I look between the pill and the handler, my throat dry and my hands clammy. It’s just a kiss, but it’s like he’s asking me to jump off a bridge. I can’t move any closer to him, and I feel my resolve start to fade.

“What’s it worth to you, Sloane?” he asks softly. “What’s your past worth?”

And with that a few tears leak out. I think of James. Brady and Miller. The part of me that won’t survive The Program. Maybe this one pill can change the outcome. Maybe it can save me.

“Just one kiss,” I tell him.

Roger laughs. “Yes, but I say how long. And it has to be good, Sloane. I want to feel your passion.”

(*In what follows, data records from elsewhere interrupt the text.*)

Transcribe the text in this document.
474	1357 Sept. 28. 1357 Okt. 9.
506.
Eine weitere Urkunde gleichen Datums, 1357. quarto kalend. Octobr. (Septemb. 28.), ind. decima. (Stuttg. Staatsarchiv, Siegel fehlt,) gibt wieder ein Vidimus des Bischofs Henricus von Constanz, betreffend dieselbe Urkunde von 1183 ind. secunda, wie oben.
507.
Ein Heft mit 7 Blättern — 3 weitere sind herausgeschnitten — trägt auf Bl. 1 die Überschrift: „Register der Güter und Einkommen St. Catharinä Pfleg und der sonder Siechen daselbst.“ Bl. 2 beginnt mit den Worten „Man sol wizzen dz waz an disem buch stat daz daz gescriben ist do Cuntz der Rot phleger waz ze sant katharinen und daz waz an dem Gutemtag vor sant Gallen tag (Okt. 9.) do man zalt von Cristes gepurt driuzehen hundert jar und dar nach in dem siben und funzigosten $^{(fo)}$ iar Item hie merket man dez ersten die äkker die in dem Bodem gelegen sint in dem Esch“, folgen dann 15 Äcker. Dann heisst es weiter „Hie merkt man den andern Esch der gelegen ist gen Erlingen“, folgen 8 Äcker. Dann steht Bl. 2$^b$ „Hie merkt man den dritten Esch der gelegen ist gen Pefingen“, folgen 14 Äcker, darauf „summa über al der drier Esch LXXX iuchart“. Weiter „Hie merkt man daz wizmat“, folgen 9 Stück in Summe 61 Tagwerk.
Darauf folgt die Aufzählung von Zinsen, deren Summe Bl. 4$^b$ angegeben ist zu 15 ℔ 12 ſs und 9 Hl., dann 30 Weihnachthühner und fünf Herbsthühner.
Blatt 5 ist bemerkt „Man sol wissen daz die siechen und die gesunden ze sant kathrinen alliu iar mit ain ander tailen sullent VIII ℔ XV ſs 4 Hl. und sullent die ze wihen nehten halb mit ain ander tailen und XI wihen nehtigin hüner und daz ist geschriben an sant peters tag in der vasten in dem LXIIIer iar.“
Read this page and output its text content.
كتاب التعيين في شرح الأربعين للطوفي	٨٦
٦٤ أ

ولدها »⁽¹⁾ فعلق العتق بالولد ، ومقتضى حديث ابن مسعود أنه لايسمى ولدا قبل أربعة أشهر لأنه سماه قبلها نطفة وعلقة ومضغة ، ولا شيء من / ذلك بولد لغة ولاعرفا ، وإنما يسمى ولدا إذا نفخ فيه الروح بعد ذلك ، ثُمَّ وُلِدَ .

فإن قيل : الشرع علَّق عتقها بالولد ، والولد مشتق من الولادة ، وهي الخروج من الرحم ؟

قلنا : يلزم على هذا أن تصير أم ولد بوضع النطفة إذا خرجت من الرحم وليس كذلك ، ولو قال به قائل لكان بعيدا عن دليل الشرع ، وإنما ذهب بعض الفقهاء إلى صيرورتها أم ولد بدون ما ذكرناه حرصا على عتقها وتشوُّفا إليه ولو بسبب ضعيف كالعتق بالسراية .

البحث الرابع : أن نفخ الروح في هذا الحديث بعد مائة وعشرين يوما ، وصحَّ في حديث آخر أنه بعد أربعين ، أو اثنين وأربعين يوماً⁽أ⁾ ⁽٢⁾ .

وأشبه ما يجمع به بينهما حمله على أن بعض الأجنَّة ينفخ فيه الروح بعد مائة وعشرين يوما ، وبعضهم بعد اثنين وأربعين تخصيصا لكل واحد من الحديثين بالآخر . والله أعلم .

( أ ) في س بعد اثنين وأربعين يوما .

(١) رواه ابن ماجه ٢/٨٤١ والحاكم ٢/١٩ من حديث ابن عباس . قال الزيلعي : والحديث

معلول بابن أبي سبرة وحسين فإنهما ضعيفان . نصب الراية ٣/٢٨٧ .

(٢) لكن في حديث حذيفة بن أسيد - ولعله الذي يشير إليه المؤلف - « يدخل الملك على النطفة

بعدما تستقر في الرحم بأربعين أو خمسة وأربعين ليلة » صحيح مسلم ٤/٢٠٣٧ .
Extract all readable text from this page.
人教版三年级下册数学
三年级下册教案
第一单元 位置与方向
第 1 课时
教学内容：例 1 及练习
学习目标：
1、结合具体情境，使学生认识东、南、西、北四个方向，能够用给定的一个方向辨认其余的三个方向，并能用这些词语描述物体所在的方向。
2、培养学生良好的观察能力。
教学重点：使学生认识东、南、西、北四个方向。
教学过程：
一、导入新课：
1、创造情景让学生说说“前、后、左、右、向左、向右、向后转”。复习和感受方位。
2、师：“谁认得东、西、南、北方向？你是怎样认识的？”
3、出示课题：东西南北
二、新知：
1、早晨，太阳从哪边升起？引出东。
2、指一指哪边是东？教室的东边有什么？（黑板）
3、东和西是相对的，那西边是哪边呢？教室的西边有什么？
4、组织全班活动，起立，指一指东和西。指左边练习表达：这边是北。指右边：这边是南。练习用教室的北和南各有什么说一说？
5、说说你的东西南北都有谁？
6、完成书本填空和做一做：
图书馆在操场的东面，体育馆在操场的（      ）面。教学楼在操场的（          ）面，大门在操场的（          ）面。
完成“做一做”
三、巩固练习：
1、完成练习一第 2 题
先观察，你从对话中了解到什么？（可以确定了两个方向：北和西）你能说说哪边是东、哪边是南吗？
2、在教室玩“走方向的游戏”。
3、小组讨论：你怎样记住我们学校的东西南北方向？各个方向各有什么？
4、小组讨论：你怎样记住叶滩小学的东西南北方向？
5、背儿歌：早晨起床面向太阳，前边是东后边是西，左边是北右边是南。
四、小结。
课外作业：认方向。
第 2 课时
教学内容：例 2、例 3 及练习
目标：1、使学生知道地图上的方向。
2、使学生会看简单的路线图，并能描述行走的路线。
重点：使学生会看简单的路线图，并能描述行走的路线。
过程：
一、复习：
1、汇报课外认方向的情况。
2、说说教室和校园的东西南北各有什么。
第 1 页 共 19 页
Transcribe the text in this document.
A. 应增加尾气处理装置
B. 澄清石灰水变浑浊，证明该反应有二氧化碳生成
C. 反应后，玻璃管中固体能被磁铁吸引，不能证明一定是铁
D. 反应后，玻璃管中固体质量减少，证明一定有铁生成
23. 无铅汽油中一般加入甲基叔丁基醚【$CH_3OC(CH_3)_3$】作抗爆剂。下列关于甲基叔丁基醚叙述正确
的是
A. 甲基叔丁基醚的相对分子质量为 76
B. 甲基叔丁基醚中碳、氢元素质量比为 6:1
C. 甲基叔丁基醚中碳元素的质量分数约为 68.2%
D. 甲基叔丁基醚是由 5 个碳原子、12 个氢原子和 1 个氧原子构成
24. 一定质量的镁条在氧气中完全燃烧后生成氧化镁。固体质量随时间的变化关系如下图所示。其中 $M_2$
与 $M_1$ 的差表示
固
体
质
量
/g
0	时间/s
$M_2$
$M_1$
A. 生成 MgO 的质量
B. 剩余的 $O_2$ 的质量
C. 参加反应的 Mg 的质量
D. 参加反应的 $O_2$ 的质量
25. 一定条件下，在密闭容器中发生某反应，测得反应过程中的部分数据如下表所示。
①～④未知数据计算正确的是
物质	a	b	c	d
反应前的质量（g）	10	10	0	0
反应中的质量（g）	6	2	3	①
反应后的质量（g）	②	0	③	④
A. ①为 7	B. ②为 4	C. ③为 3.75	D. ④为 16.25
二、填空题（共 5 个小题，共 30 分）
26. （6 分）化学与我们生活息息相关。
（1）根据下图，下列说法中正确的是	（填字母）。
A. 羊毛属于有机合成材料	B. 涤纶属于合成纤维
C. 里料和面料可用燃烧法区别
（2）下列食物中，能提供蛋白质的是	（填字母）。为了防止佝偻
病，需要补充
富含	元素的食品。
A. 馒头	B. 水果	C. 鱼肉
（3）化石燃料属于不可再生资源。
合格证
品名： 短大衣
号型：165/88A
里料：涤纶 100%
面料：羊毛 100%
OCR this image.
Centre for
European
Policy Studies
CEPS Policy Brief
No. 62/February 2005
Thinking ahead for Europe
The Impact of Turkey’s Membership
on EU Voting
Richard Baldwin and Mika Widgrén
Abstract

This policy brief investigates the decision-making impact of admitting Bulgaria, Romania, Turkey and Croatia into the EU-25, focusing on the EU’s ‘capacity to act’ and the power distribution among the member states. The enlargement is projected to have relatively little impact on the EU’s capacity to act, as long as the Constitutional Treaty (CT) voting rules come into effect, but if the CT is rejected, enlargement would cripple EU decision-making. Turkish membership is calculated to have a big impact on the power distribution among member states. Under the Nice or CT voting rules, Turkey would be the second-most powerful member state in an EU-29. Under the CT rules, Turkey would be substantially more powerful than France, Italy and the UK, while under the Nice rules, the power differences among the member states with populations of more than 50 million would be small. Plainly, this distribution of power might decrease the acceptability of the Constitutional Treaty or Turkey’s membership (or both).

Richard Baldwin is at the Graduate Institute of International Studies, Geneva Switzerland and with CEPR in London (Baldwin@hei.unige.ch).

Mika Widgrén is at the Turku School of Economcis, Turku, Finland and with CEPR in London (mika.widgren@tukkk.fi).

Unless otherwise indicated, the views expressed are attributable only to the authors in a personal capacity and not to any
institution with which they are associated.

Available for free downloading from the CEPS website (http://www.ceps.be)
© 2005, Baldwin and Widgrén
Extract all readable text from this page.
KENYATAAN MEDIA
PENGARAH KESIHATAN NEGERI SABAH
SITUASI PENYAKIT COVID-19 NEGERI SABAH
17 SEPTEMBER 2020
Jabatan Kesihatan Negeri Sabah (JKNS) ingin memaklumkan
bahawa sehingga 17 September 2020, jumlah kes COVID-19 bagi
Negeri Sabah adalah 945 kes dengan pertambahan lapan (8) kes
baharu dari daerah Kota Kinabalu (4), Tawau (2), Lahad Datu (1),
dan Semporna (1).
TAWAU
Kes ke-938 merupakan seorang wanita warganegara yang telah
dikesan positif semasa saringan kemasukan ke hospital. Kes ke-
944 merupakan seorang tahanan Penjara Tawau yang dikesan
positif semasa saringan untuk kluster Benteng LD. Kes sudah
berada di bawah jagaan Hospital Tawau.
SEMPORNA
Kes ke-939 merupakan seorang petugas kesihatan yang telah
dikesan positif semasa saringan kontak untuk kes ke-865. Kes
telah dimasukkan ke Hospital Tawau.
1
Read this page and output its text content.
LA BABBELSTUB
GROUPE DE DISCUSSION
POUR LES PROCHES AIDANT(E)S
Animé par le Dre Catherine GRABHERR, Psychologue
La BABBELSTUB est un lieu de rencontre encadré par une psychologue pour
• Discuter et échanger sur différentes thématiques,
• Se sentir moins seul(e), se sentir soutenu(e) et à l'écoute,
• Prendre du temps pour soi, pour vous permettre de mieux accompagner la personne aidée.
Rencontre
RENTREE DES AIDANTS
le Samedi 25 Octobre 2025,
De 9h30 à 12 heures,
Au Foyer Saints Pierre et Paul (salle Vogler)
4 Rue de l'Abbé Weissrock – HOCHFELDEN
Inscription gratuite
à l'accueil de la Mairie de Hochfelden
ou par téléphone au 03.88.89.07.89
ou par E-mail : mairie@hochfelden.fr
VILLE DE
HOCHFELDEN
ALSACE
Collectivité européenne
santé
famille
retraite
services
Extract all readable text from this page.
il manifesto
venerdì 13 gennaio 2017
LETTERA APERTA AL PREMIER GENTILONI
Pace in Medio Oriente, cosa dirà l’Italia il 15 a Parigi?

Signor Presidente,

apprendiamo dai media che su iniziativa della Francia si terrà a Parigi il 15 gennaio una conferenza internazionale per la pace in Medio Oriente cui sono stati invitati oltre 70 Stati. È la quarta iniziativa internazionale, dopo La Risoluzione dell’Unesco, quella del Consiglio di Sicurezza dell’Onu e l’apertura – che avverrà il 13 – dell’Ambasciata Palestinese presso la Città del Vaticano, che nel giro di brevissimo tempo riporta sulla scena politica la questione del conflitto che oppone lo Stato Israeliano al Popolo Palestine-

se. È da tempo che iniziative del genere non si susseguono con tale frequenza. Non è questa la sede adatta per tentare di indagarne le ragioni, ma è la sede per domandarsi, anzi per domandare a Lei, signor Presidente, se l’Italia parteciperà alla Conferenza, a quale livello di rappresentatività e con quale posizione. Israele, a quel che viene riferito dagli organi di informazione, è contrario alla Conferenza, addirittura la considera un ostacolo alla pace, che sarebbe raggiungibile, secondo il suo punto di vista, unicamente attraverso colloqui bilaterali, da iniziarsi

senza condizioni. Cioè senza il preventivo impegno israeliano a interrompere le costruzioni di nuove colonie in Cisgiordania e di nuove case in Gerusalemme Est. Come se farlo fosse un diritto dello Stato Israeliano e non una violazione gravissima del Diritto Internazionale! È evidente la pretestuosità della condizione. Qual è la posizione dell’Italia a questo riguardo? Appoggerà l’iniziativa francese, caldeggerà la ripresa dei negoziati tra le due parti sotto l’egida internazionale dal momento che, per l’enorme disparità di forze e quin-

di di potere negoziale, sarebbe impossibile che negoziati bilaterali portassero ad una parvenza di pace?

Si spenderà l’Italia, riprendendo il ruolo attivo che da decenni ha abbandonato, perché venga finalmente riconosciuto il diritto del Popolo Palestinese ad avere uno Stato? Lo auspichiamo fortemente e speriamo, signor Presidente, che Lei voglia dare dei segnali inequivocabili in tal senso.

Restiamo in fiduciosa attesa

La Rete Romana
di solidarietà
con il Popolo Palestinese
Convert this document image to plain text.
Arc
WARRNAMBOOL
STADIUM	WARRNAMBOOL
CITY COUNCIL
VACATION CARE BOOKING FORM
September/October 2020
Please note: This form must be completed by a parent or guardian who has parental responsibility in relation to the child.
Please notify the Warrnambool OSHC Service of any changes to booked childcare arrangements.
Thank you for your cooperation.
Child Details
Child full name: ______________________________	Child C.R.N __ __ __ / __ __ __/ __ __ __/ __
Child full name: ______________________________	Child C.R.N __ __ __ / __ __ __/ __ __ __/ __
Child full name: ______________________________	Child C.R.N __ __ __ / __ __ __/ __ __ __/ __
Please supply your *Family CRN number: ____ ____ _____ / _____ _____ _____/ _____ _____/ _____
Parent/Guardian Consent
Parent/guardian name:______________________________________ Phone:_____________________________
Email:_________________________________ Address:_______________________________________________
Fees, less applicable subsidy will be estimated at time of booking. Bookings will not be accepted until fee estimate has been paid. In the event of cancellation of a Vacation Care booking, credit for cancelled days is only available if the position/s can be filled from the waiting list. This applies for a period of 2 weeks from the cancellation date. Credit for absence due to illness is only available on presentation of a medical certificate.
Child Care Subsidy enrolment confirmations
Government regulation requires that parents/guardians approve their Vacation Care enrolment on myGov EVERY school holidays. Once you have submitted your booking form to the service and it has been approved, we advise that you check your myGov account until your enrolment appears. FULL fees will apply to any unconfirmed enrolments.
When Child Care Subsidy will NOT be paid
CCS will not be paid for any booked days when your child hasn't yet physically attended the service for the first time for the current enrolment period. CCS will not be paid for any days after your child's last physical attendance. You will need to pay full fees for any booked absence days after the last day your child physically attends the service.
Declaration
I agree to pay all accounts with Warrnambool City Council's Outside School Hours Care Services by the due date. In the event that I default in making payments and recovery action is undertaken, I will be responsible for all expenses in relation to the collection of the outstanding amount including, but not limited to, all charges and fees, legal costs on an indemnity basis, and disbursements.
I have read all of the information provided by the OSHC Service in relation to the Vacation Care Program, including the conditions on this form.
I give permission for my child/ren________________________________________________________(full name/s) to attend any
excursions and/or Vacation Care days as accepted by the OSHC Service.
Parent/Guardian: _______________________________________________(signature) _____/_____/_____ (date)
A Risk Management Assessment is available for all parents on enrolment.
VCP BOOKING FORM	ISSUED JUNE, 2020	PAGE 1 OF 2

I wipe hard at my face, pulling the skin roughly until it hurts. I slip the pill into the pocket of my robe and take an unsteady step forward. I look Roger straight in the eyes. “Make no mistake,” I whisper. “I hate you.”

He smiles. “I like a challenge.” He grabs me roughly, pinching my upper arm as he pulls me against him, his other arm snaking around me. His mouth is on mine, wet and strong. I try to turn away at first, but he just squeezes harder, and I can feel how turned on he is as he presses against me.

I whimper and try to move back as his tongue licks my lips.

“Make me believe it,” he breathes. “Or I take the pill back.” He kisses me again, and this time I let his tongue inside my mouth. Peppermint coats my lips and I can’t stand the taste. I can’t stand another second of it.